Project Pioneer was to be one of the world's largest CCS implementations, serving to prove the technology, precisely quantifying its costs and demonstrating its safety and viability. The sequestration site was designed to permit the instantaneous injection of CO2 at a rate of 1.17 million tons per year (134 tonnes per hour) into the 1,800 m deep Nisku geological formation. In other words, the sequestration infrastructure and storage complex was to be able to accept the full output of the CCF. However, it was expected that most of the captured CO2 would be directed to EOR. Therefore, the planning basis was the sequestration by intermittent injection of up to 1 million tonnes of CO2 over 10 years, with most of the injection occurring in the first several years. Although injection was to be intermittent, the system was designed to always be available, subject to a reasonable ramp-up time.
Pioneer Storage Complex
Several past studies, including the Alberta SalineProject (ASAP) and the Wabamun Area Storage Project (WASP), had identified the 1,800 meter deep Nisku Formation in the Wabamun Lake area as a prospective reservoir for large-scale geologic sequestration of CO2 in a saline formation. The Nisku formation is an intermittently porous and tight dolomitized carbonate formation. It does not have major hydrocarbon production in the area and is the deepest stratigraphic unit with relatively extensive reservoir quality. The Winterburn storage complex, as defined by the Project, includes the Ireton, Nisku, Calmar, Blue Ridge, Graminia, Wabamun, and Exshaw formations. Underlying the Nisku formation is the Ireton formation, which is a regional shale that forms the bottom seal of the Winterburn storage complex. The interbedded shales and of the Calmar, Blue Ridge, and Graminia formations form the upper portion of the Winterburn Group and were expected to act as a primary seal for CO2 injection into the Nisku Formation. The Exshaw formation overlies the Wabamun Group and is a regional sealing shale able to serve as a secondary seal above the primary seal.Figure 5 provides an overview of the stratigraphic column in the Wabamun Lake area.
STRATIGRAPHIC COLUMN IN THE WABAMUN LAKE AREA
Geological Assessment Program
A full CO2 Storage Evaluation Program was undertaken and used to develop the scope of sequestration activities during the course of the 10-year injection period and a second 10-year closure period. The purpose of the Storage Evaluation Program was to evaluate the validity of potential geologic sequestration of CO2 in the Winterburn Storage Complex. Despite the completion of several other studies indicating that the Nisku formation in the Wabamun Lake area was likely suitable for large-scale geologic sequestration of CO2, sufficient information to support regulatory approvals for a CO2 storage scheme and a well-founded investment decision did not yet exist. The Program provided the necessary information to support both internal and regulatory decisions regarding the Project Pioneer CO2 sequestration scheme.

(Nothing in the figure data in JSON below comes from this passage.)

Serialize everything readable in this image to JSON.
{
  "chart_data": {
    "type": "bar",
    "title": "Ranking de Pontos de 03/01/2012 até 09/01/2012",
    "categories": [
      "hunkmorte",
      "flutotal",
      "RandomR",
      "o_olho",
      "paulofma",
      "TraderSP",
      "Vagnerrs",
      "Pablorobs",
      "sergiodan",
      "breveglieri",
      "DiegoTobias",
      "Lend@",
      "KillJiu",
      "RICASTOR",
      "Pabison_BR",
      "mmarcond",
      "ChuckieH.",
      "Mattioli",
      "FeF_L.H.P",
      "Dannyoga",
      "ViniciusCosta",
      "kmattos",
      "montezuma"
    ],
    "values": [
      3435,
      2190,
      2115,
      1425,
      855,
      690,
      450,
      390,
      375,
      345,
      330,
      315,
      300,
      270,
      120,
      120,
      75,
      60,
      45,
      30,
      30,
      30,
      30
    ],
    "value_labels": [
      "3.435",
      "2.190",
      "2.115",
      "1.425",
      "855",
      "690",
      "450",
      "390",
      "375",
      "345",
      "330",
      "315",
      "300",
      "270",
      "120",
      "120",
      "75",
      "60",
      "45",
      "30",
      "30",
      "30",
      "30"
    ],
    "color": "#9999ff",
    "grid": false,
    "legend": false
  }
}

The Program involved evaluating the ability of the Winterburn storage complex in an area near the Keephills facility to provide sufficient injectivity, capacity, and containment to inject over a 10-year period and permanently store up to 1 million tonnes of CO2. The Program included the drilling and testing of one evaluation well, associated seismic acquisition, evaluating the integrity of existing wells in the Project area, and baseline environmental measurements. Water injection testing was completed in the evaluation well, but no CO2 injection tests were undertaken. A baseline three-dimensional (3D) seismic survey was planned but not initiated by the time of Project cancellation.
The evaluation well resulted in the acquisition of a large volume of high quality geological information:
- 45 m of caprock and reservoir core;
- Reservoir fluid samples;
- State of the art logs; and
- Injection test.
Photographs of core from the Nisku and Calmar formations are shown in Figure 6. The Nisku formation appears porous and vugular while the overlying Calmar seal is tight. Data was used to update the numerical geological model and support the development of a reservoir model to analyze CO2 injection and plume development scenarios.
PHOTOS OF CORES FROM THE EVALUATION WELL
The overall conclusion of the evaluation well program was the confirmation of very good storage formation and good caprock at the selected location. The evaluation well was determined to be capable of accepting the total Project Pioneer instantaneous injection rate of 1.17 million tonnes of CO2 per year.